De tien stappen volgens ons leesrooster komen kort getypeerd neer op de volgende route: (1) de schepping, of het opheffen van de chaos; (2) de binding en losmaking van Isaak; (3) de redding uit de benauwenis bij de Schelfzee, het pad door de zee en de vurige tussenkomst; (4) de verlossing van vrouwe Jeruzalem uit haar wanhoop en armoe; (5) de Eeuwige die zich royaal en doeltreffend naar zijn volk toekeert; (6) de zuivering en innerlijke vernieuwing die de Eeuwige aan Israël schenkt; (7) een jubellied voor Israëls herstel; (8) herinnering aan de betekenis van de doop als verbinding met Jezus’ weg door de dood heen; (9) vermaning om daaruit consequenties te trekken; (10) Jezus’ opstanding in de vroege morgen na de sabbat.

Ik zou die reeks niet willen opvatten als een heilshistorisch verloop van begin naar einde, maar als een reeks verbeeldingen van waar het met Pasen om gaat. Alle lezingen gaan over bevrijding, verlossing, vernieuwing, licht aan het eind van de tunnel. Alleen al door hun opeenvolging maken ze helder dat het Christusgebeuren met Pasen eigenlijk niets nieuws is: het is de exodus, de uittocht uit chaos en beklemming door de diepten van angst en dood heen. Maar die doortocht en uittocht worden wel telkens in een ander licht getoond.

Wel nieuw in het Christusgebeuren is dat hier sprake is van bevrijding door het graf heen: hier wordt niet voorkomen dat iemand sterft, maar wordt het leven door de dood heen getild. Jezus zal achteraf niet zeggen: ‘Ik dacht dat Ik doodging’ – Hij ging écht dood, maar zijn weg door de diepte doorbreekt de absolute geldingskracht van de dood als uiterste grens van ons bestaan. Daarmee is de belijdenis verbonden dat, hoe we dat ook leerstellig verwoorden, in Christus God zelf de weg door de diepste diepte maakt. Ook de ‘buitenste duisternis’ is aldus geïnfiltreerd door Gods licht en trouw.

Doopreeks

Die weg door nood en dood wordt verbeeld in de doop. In de klassieke reeks was het doopthema ook aanwezig met lezingen over de zondvloed en Jona. In plaats daarvan refereren in ‘onze’ reeks twee epistellezingen expliciet aan de doop.

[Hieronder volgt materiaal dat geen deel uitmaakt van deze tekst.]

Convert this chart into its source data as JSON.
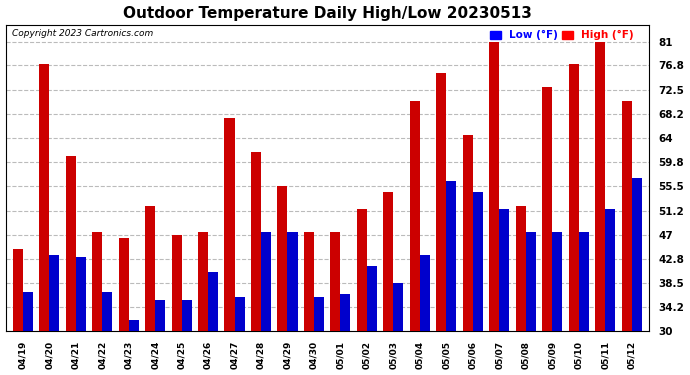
{
  "title": "Outdoor Temperature Daily High/Low 20230513",
  "copyright": "Copyright 2023 Cartronics.com",
  "legend_low_label": "Low (°F)",
  "legend_high_label": "High (°F)",
  "legend_low_color": "#0000ff",
  "legend_high_color": "#ff0000",
  "bar_low_color": "#0000cc",
  "bar_high_color": "#cc0000",
  "background_color": "#ffffff",
  "grid_color": "#bbbbbb",
  "ylim": [
    30.0,
    84.0
  ],
  "yticks": [
    30.0,
    34.2,
    38.5,
    42.8,
    47.0,
    51.2,
    55.5,
    59.8,
    64.0,
    68.2,
    72.5,
    76.8,
    81.0
  ],
  "ybase": 30.0,
  "categories": [
    "04/19",
    "04/20",
    "04/21",
    "04/22",
    "04/23",
    "04/24",
    "04/25",
    "04/26",
    "04/27",
    "04/28",
    "04/29",
    "04/30",
    "05/01",
    "05/02",
    "05/03",
    "05/04",
    "05/05",
    "05/06",
    "05/07",
    "05/08",
    "05/09",
    "05/10",
    "05/11",
    "05/12"
  ],
  "high_values": [
    44.5,
    77.0,
    60.8,
    47.5,
    46.5,
    52.0,
    47.0,
    47.5,
    67.5,
    61.5,
    55.5,
    47.5,
    47.5,
    51.5,
    54.5,
    70.5,
    75.5,
    64.5,
    81.0,
    52.0,
    73.0,
    77.0,
    81.0,
    70.5
  ],
  "low_values": [
    37.0,
    43.5,
    43.0,
    37.0,
    32.0,
    35.5,
    35.5,
    40.5,
    36.0,
    47.5,
    47.5,
    36.0,
    36.5,
    41.5,
    38.5,
    43.5,
    56.5,
    54.5,
    51.5,
    47.5,
    47.5,
    47.5,
    51.5,
    57.0
  ]
}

Het moet niet zo moeilijk zijn om vanuit de doopsymboliek een samenhangende reeks van tien lezingen op te stellen, die gelijkmatiger over de canon is verdeeld, met David aan de Kidron en Elia’s doortocht bijvoorbeeld. De kracht van zo’n doopreeks zou zijn dat de vermaningen van Paulus ons dan in die verhalen binnentrekken. Met elk verhaal en elke tekst oefenen we dan de gang door diepte en duisternis.

Het opstandingsverhaal bij Matteüs wijkt sterk af van de andere drie, en dat betreft niet alleen de militaire figuranten. Een engel, lichtend als de bliksem, rolt de steen weg – maar Jezus is dan al niet meer in het graf. De engel rolt hem weg om de levenden inzage te geven, niet om de Opgestane te bevrijden. Dat zegt misschien iets over het opstandingslichaam: dat laat zich niet achter een steen opsluiten. De vrouwen worden in Matteüs’ versie dan al bevangen door grote vreugde. En als ze van het graf weglopen, komt Jezus hen tegemoet – een merkwaardig onverwachte looprichting. Misschien zegt het dat je niet achter het nieuwe leven aan hoeft, het komt van tegenover, naar je toe. En ten slotte: ook de leerlingen zullen moeten gaan lopen willen ze de Heer ontmoeten. Naar Galilea, terug naar huis, drie dagreizen ver. Ze moeten een verwerkingsreis maken. Wie gaat zitten wachten, gaat het niet meemaken. Het is een prachtige verbeelding van de Jezusbeweging.

Deze exegese is opgesteld door Piet van Veldhuizen.